Stepan
Member
In order for Plug & Charge (ISO 15118-2) to work, 4 entities have to implement their side of it.Since plug and charge from Tesla to non-Tesla uses the standardized protocol that EA also uses, does that mean that we can now plug and charge at EA as well?
1. OEM (Rivian)
2. Charge Point Operator (Tesla/EA/RAN)
3. Mobility Operator (Rivian, Blue Oval Network, etc)
4. Certificate "warehouse" (Rivian, Hubject, etc)
EA and Mobility Operator (In our case, Rivian) and certificate warehouse all have to set themselves up to be able to integrate with each other. And while the communcation between the charger and the car is well defined, setting up billing, communicating progress, charger status, etc, between charge point operator and mobility operator is a lot less standardized, with several competing specifications. Given tesla's track record, they probably are also not using any of them, so its not very transferrable to EA.
There are several factors that are all working against P&C happening on EA anytime soon:
1. [For customers] all charging memberships (EA Pass+, Tesla Supercharger Membership) are invalid, as those systems today are completely separate, via Rivian you will always be paying prenegotiated prices (most likely full price). Since these memberships pay for themselves after 2-3 charges, p&c is completely useless to anyone using it with any amount of frequency.

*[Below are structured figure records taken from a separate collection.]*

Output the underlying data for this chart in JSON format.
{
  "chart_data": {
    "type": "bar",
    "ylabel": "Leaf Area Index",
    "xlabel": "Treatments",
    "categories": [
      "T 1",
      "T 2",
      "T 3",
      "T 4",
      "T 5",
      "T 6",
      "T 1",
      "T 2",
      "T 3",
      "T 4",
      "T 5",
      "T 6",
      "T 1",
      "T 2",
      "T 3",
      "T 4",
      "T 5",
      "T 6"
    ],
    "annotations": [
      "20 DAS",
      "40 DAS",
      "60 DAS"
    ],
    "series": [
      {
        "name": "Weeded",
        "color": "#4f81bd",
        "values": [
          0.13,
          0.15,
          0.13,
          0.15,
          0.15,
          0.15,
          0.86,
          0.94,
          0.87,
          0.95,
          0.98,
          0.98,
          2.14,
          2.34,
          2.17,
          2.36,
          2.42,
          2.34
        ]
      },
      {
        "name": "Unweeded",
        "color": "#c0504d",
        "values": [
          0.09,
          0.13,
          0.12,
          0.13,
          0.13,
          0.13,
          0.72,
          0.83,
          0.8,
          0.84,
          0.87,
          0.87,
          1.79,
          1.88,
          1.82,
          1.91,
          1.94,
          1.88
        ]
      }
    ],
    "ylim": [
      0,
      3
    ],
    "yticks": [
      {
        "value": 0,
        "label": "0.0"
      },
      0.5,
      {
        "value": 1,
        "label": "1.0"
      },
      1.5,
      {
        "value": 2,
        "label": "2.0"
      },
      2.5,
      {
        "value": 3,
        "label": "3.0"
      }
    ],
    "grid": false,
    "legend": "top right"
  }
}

2. [For customers] At least in case of Ford, charge credit cards (Think Cosco's 4% cash back for "fuel ups") do not correctly classify those purchases as fuel ups. I've never been billed by Rivian for charging, but same issue could exist here.
3. [For Rivian] Rivian is busy trying to hit their own commitment of opening up RAN in 2024, which means same people that would be working with EA to integrate are busy ensuring seamless first party experience. As more evidence of this, all of EA's chargers are listed at 150kwh in the nav/app and have been for years. This tells me Rivian isn't prioritizing EA at all.
4. [For EA] Their software is a mess. Their own app and chargers do not know when they're working or not, let alone allowing 3rd parties visibility is extremely restrictive. Their first party vehicle (I.D. 4) only got recently enabled, only for the latest model year and it crashed systems for both EA and VW. If I was in charge of that software team, Rivian P&C would be very low on my priority list.
AFAIK, Tesla Superchargers uniquely added a pre-check to control OEM access to their network. Once an OEM implements full p&c (as per terms with Tesla), and the car can talk full 15118 protocol, has the right certificates to authorize communication (requires OTA) with the superchargers, you can use the tesla app to initiate charge and transact (be billed) for it. This is why people can already charge their Rivians as 2024.07 update installed the certificates and by initiating charge in the tesla app, the handshake goes through.
Depending on your technical level, this could be useful:
https://www.switch-ev.com/blog/basics-of-plug-and-charge
I should add there is another "simpler" option that EV Go and EVConnect does, called Autocharge and sometimes confusingly Plug and Charge. Autocharge only uses a "mac address" aka a unique identifier for each car. The charging network uses the car's MAC address, and "remembers" it to automate future sessions. Tesla and EA do not use that all (besides, maybe, internal tracking).